女には、特別な時だけ食べている好きな食べ物があった。
これを毎日好きなだけ食べる、というのが女の夢だった。
そして、ある時、その夢は叶った。
毎日それを食べ続けるのが女の日常となった。
その日常が終わる最後の日、その食べ物を目の前にして女は困惑してしまった。
その食べ物に飽きたとか、体調を崩したとかそういうことでもないのに。
なぜだろう?
*Q4 セルフリサイクルです。
*微要知識かもしれません。
転載元: 「【ケますか?リサイクル】where the grass is really greener」 作者: gattabianca (Cindy) URL: https://www.cindythink.com/puzzle/9983
*海外だと山ほどトロピカルフルーツ食べられて嬉しいけど、最終日にもらっても困る。(持ち帰れないから。)
次の任地が南国だと聞いて、御影は胸が躍った。
ヴィンテージを買い漁れるヨーロッパも良かったが、なんと言っても今度は食べ物が楽しみだ。
辛いものも大好きだが、それと同じぐらい、いや、それ以上に好きなのがトロピカルフルーツだ。
日本では、なかなか手に入りにくく、あっても高価なことが多いので、特別な時にしか食べられなかったのだ。
マンゴー、パパイヤ、マンゴスティン、ランブータン、ドラゴンフルーツ…日本ではなかなか手に入らない、濃厚な甘さのシュガーアップル(アティス)や、爽やかなソムオー(ポメロ)。

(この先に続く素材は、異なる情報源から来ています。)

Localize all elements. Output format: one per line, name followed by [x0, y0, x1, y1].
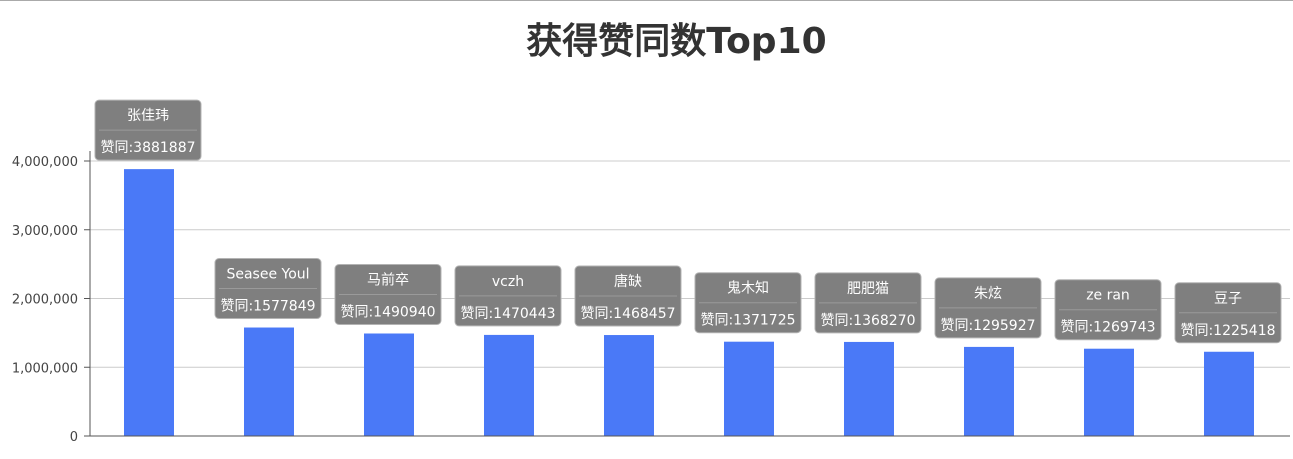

御影がフルーツ好きだというのが知れ渡っているのか、出張で行く先々で出されるし、カウンターパートも、メイドさんも、近所の人もみんな持ってきてくれる。
しかし、そんな天国のような日々も最終日を迎える。
帰国の準備をしていると、玄関のベルが鳴る。
そこには、お世話になった人たちが、山ほどのフルーツを手に待っていた。
「ミカゲ、これまでありがとう!フルーツ大好きでしょ!私たちの気持ちだよ!!」
その温かい心遣いに涙が溢れた御影は、もちろんありがたく受け取った。
受け取った…のは良いが…どうしようこれ。
持って帰るのは、検疫的にものすごくめんどくさいことになる。
上司が空港で止められてトラブっていたのを、目にしたことがあるから、余計そう思う。
しかし、みんなの善意を思うと、捨てて帰るなんてことは到底できない。
空港へのピックアップが来るまであと2時間。必死で食べるしかない。
…文字通りlast minuteまで、キッチンで立ったままベタベタになりながら必死でフルーツを食べ続けた御影であった。
*100%実話です。帰国前日にパイナップル1個、当日にマンゴー5個渡されたことがあります。